A lesson from “Teen Talk,” a middle school sexual education curriculum, has educators discuss different sexual acts and the risk of pregnancy or infection associated with each. “Be Real, Be Ready,” the sexual education curriculum of San Francisco Unified School District, uses Planned Parenthood videos in its instruction and notes that sexual pleasure “is often not discussed by health educators or health care providers. While some adults may feel uncomfortable discussing the details of sexual pleasure and function, it is an important topic.”
In order to push back against what is being taught, Blachowski said, “we need hundreds of parents like us. Participate in state events, get involved in your school board, and pray and fast. If you have the Eucharist you can do this.”
Parents who attended the meeting said they were surprised by what they learned.
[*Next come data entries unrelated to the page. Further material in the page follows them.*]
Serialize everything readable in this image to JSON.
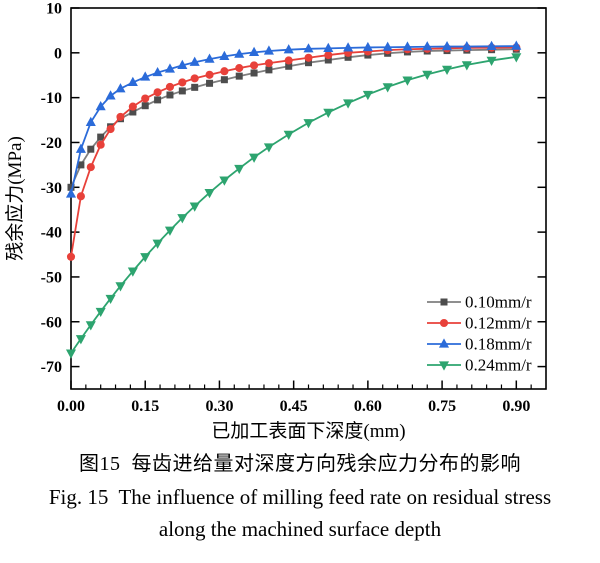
{
  "figure": {
    "caption_cn": "图15  每齿进给量对深度方向残余应力分布的影响",
    "caption_en_line1": "Fig. 15  The influence of milling feed rate on residual stress",
    "caption_en_line2": "along the machined surface depth"
  },
  "chart_data": {
    "type": "line",
    "title": "",
    "xlabel": "已加工表面下深度(mm)",
    "ylabel": "残余应力(MPa)",
    "xlim": [
      0,
      0.96
    ],
    "ylim": [
      -75,
      10
    ],
    "grid": false,
    "legend_position": "inside bottom-right",
    "x_major_ticks": [
      0,
      0.15,
      0.3,
      0.45,
      0.6,
      0.75,
      0.9
    ],
    "x_tick_labels": [
      "0.00",
      "0.15",
      "0.30",
      "0.45",
      "0.60",
      "0.75",
      "0.90"
    ],
    "x_minor_step": 0.03,
    "y_major_ticks": [
      10,
      0,
      -10,
      -20,
      -30,
      -40,
      -50,
      -60,
      -70
    ],
    "x": [
      0,
      0.02,
      0.04,
      0.06,
      0.08,
      0.1,
      0.125,
      0.15,
      0.175,
      0.2,
      0.225,
      0.25,
      0.28,
      0.31,
      0.34,
      0.37,
      0.4,
      0.44,
      0.48,
      0.52,
      0.56,
      0.6,
      0.64,
      0.68,
      0.72,
      0.76,
      0.8,
      0.85,
      0.9
    ],
    "series": [
      {
        "name": "0.10mm/r",
        "marker": "square",
        "marker_color": "#4d4d4d",
        "line_color": "#7f7f7f",
        "values": [
          -30,
          -25,
          -21.5,
          -18.8,
          -16.5,
          -14.7,
          -13.2,
          -11.8,
          -10.5,
          -9.4,
          -8.5,
          -7.7,
          -6.8,
          -6.0,
          -5.2,
          -4.5,
          -3.8,
          -3.0,
          -2.2,
          -1.6,
          -1.0,
          -0.5,
          -0.1,
          0.2,
          0.4,
          0.5,
          0.6,
          0.7,
          0.8
        ]
      },
      {
        "name": "0.12mm/r",
        "marker": "circle",
        "marker_color": "#e8413a",
        "line_color": "#e8413a",
        "values": [
          -45.5,
          -32,
          -25.5,
          -20.5,
          -17,
          -14.3,
          -12,
          -10.2,
          -8.8,
          -7.6,
          -6.6,
          -5.7,
          -4.9,
          -4.1,
          -3.4,
          -2.8,
          -2.3,
          -1.7,
          -1.1,
          -0.5,
          0.0,
          0.3,
          0.6,
          0.8,
          0.9,
          1.0,
          1.1,
          1.15,
          1.2
        ]
      },
      {
        "name": "0.18mm/r",
        "marker": "triangle-up",
        "marker_color": "#2b6bd9",
        "line_color": "#2b6bd9",
        "values": [
          -31.5,
          -21.5,
          -15.5,
          -12,
          -9.6,
          -8.0,
          -6.6,
          -5.4,
          -4.4,
          -3.6,
          -2.8,
          -2.1,
          -1.4,
          -0.8,
          -0.3,
          0.1,
          0.4,
          0.7,
          0.9,
          1.0,
          1.1,
          1.2,
          1.25,
          1.3,
          1.35,
          1.4,
          1.4,
          1.45,
          1.5
        ]
      },
      {
        "name": "0.24mm/r",
        "marker": "triangle-down",
        "marker_color": "#2da46f",
        "line_color": "#2da46f",
        "values": [
          -67,
          -63.8,
          -60.7,
          -57.7,
          -54.8,
          -52,
          -48.7,
          -45.5,
          -42.5,
          -39.6,
          -36.8,
          -34.2,
          -31.2,
          -28.4,
          -25.8,
          -23.3,
          -21,
          -18.2,
          -15.6,
          -13.3,
          -11.2,
          -9.3,
          -7.6,
          -6.1,
          -4.8,
          -3.7,
          -2.7,
          -1.7,
          -0.9
        ]
      }
    ]
  }
}
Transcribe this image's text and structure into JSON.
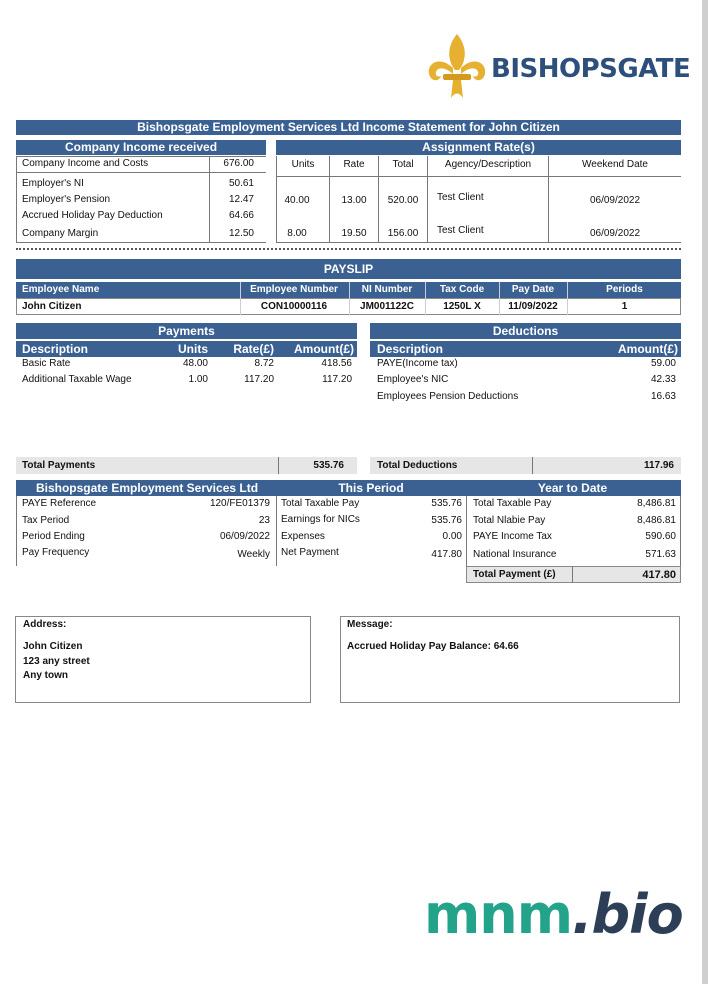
{
  "logo": {
    "name": "BISHOPSGATE"
  },
  "statement_title": "Bishopsgate Employment Services Ltd Income Statement for John Citizen",
  "company_income": {
    "header": "Company Income received",
    "rows": [
      {
        "label": "Company Income and Costs",
        "value": "676.00"
      },
      {
        "label": "Employer's NI",
        "value": "50.61"
      },
      {
        "label": "Employer's Pension",
        "value": "12.47"
      },
      {
        "label": "Accrued Holiday Pay Deduction",
        "value": "64.66"
      },
      {
        "label": "Company Margin",
        "value": "12.50"
      }
    ]
  },
  "assignment": {
    "header": "Assignment Rate(s)",
    "columns": [
      "Units",
      "Rate",
      "Total",
      "Agency/Description",
      "Weekend Date"
    ],
    "rows": [
      {
        "units": "40.00",
        "rate": "13.00",
        "total": "520.00",
        "agency": "Test Client",
        "date": "06/09/2022"
      },
      {
        "units": "8.00",
        "rate": "19.50",
        "total": "156.00",
        "agency": "Test Client",
        "date": "06/09/2022"
      }
    ]
  },
  "payslip": {
    "header": "PAYSLIP",
    "columns": [
      "Employee Name",
      "Employee Number",
      "NI Number",
      "Tax Code",
      "Pay Date",
      "Periods"
    ],
    "values": [
      "John Citizen",
      "CON10000116",
      "JM001122C",
      "1250L X",
      "11/09/2022",
      "1"
    ]
  },
  "payments": {
    "header": "Payments",
    "columns": [
      "Description",
      "Units",
      "Rate(£)",
      "Amount(£)"
    ],
    "rows": [
      {
        "desc": "Basic Rate",
        "units": "48.00",
        "rate": "8.72",
        "amount": "418.56"
      },
      {
        "desc": "Additional Taxable Wage",
        "units": "1.00",
        "rate": "117.20",
        "amount": "117.20"
      }
    ],
    "total_label": "Total Payments",
    "total_value": "535.76"
  },
  "deductions": {
    "header": "Deductions",
    "columns": [
      "Description",
      "Amount(£)"
    ],
    "rows": [
      {
        "desc": "PAYE(Income tax)",
        "amount": "59.00"
      },
      {
        "desc": "Employee's NIC",
        "amount": "42.33"
      },
      {
        "desc": "Employees Pension Deductions",
        "amount": "16.63"
      }
    ],
    "total_label": "Total Deductions",
    "total_value": "117.96"
  },
  "summary": {
    "company_header": "Bishopsgate Employment Services Ltd",
    "period_header": "This Period",
    "ytd_header": "Year to Date",
    "company_rows": [
      {
        "label": "PAYE Reference",
        "value": "120/FE01379"
      },
      {
        "label": "Tax Period",
        "value": "23"
      },
      {
        "label": "Period Ending",
        "value": "06/09/2022"
      },
      {
        "label": "Pay Frequency",
        "value": "Weekly"
      }
    ],
    "period_rows": [
      {
        "label": "Total Taxable Pay",
        "value": "535.76"
      },
      {
        "label": "Earnings for NICs",
        "value": "535.76"
      },
      {
        "label": "Expenses",
        "value": "0.00"
      },
      {
        "label": "Net Payment",
        "value": "417.80"
      }
    ],
    "ytd_rows": [
      {
        "label": "Total Taxable Pay",
        "value": "8,486.81"
      },
      {
        "label": "Total Nlabie Pay",
        "value": "8,486.81"
      },
      {
        "label": "PAYE Income Tax",
        "value": "590.60"
      },
      {
        "label": "National Insurance",
        "value": "571.63"
      }
    ],
    "total_payment_label": "Total Payment (£)",
    "total_payment_value": "417.80"
  },
  "address": {
    "label": "Address:",
    "lines": [
      "John Citizen",
      "123 any street",
      "Any town"
    ]
  },
  "message": {
    "label": "Message:",
    "text": "Accrued Holiday Pay Balance: 64.66"
  },
  "watermark": {
    "part1": "mnm",
    "part2": ".bio"
  },
  "colors": {
    "header_blue": "#3b6192",
    "brand_teal": "#22a38a",
    "brand_navy": "#2d3e57",
    "logo_gold": "#e6b030"
  }
}
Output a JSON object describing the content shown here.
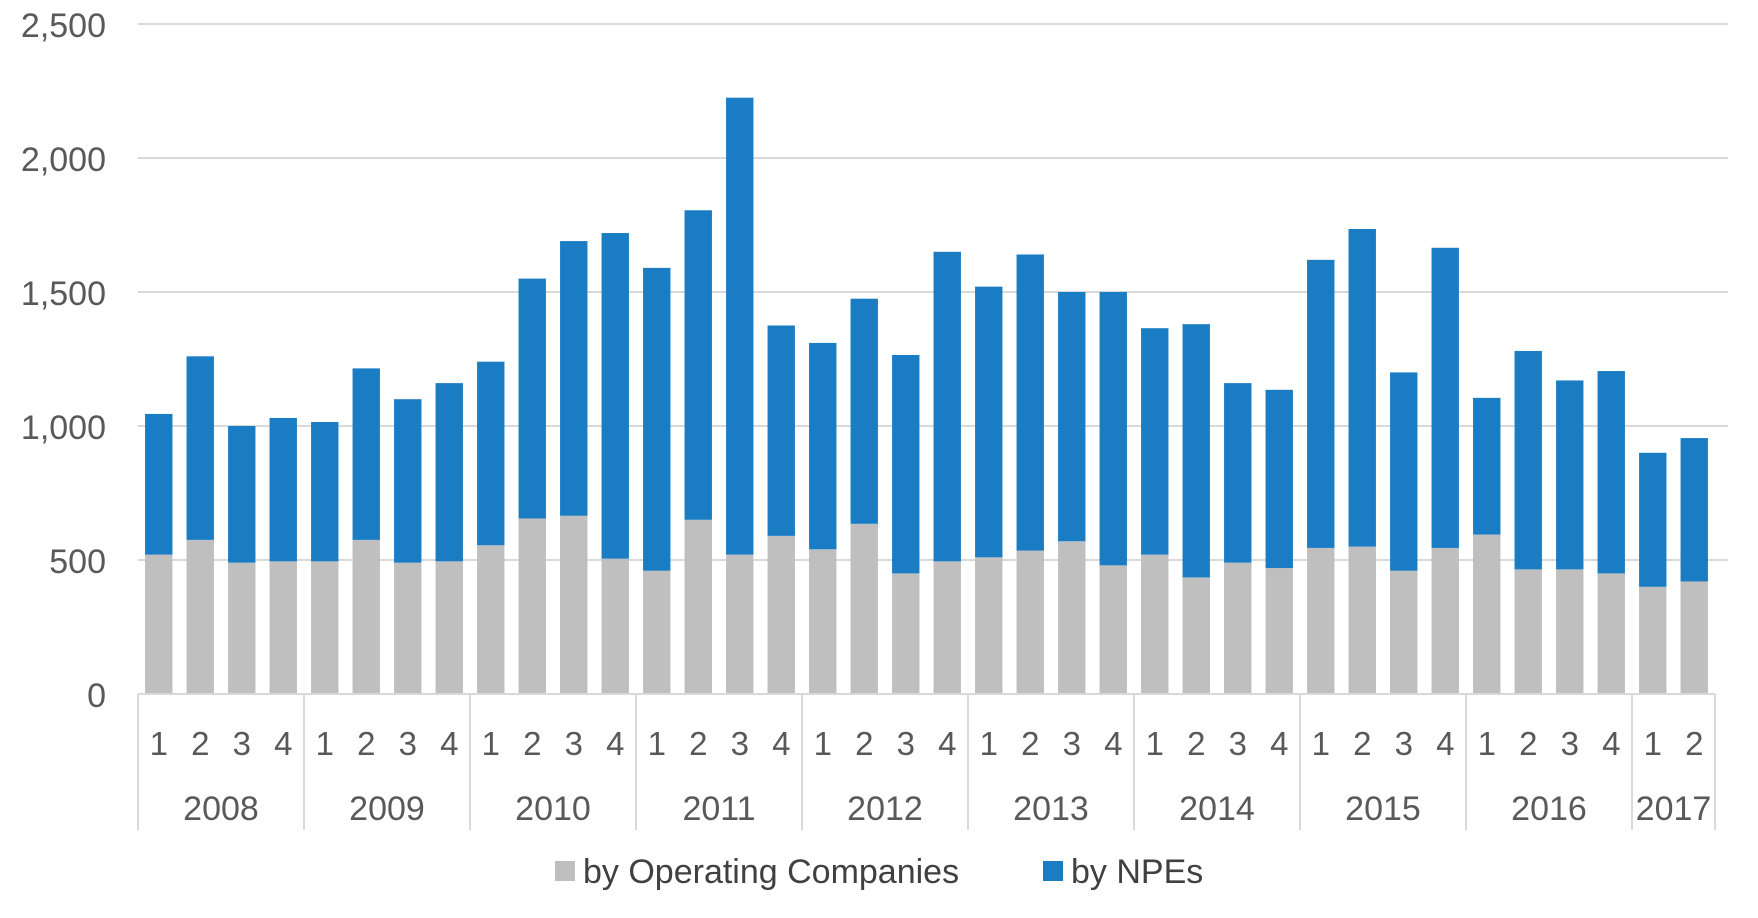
{
  "chart_data": {
    "type": "bar",
    "stacked": true,
    "quarters": [
      "1",
      "2",
      "3",
      "4",
      "1",
      "2",
      "3",
      "4",
      "1",
      "2",
      "3",
      "4",
      "1",
      "2",
      "3",
      "4",
      "1",
      "2",
      "3",
      "4",
      "1",
      "2",
      "3",
      "4",
      "1",
      "2",
      "3",
      "4",
      "1",
      "2",
      "3",
      "4",
      "1",
      "2",
      "3",
      "4",
      "1",
      "2"
    ],
    "years": [
      {
        "label": "2008",
        "quarters": 4
      },
      {
        "label": "2009",
        "quarters": 4
      },
      {
        "label": "2010",
        "quarters": 4
      },
      {
        "label": "2011",
        "quarters": 4
      },
      {
        "label": "2012",
        "quarters": 4
      },
      {
        "label": "2013",
        "quarters": 4
      },
      {
        "label": "2014",
        "quarters": 4
      },
      {
        "label": "2015",
        "quarters": 4
      },
      {
        "label": "2016",
        "quarters": 4
      },
      {
        "label": "2017",
        "quarters": 2
      }
    ],
    "series": [
      {
        "name": "by Operating Companies",
        "color": "#bfbfbf",
        "values": [
          520,
          575,
          490,
          495,
          495,
          575,
          490,
          495,
          555,
          655,
          665,
          505,
          460,
          650,
          520,
          590,
          540,
          635,
          450,
          495,
          510,
          535,
          570,
          480,
          520,
          435,
          490,
          470,
          545,
          550,
          460,
          545,
          595,
          465,
          465,
          450,
          400,
          420
        ]
      },
      {
        "name": "by NPEs",
        "color": "#1a7dc4",
        "values": [
          525,
          685,
          510,
          535,
          520,
          640,
          610,
          665,
          685,
          895,
          1025,
          1215,
          1130,
          1155,
          1705,
          785,
          770,
          840,
          815,
          1155,
          1010,
          1105,
          930,
          1020,
          845,
          945,
          670,
          665,
          1075,
          1185,
          740,
          1120,
          510,
          815,
          705,
          755,
          500,
          535
        ]
      }
    ],
    "y_ticks": [
      "0",
      "500",
      "1,000",
      "1,500",
      "2,000",
      "2,500"
    ],
    "ylim": [
      0,
      2500
    ],
    "grid": true,
    "legend_position": "bottom",
    "title": "",
    "xlabel": "",
    "ylabel": ""
  }
}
Mike Verceles, a parent from Hayward, said that health education was important but objected to how topics like sexual orientation were covered.
“They’re trying to indoctrinate our kids to go do what you want to do, have multiple partners, if you want to be a boy, go be a boy. They’re growing up way too fast, and they’re not able to be themselves,” he said.
Elizabeth Garcia, a Walnut Creek resident, said she was concerned students were “learning something that isn’t true to reality, that their integrity as a person is being withheld and there’s an agenda that’s being pushed.
“They’re messing with the whole paradigm of being human. It’s already been decided by the state and we didn’t have a voice in it,” she said.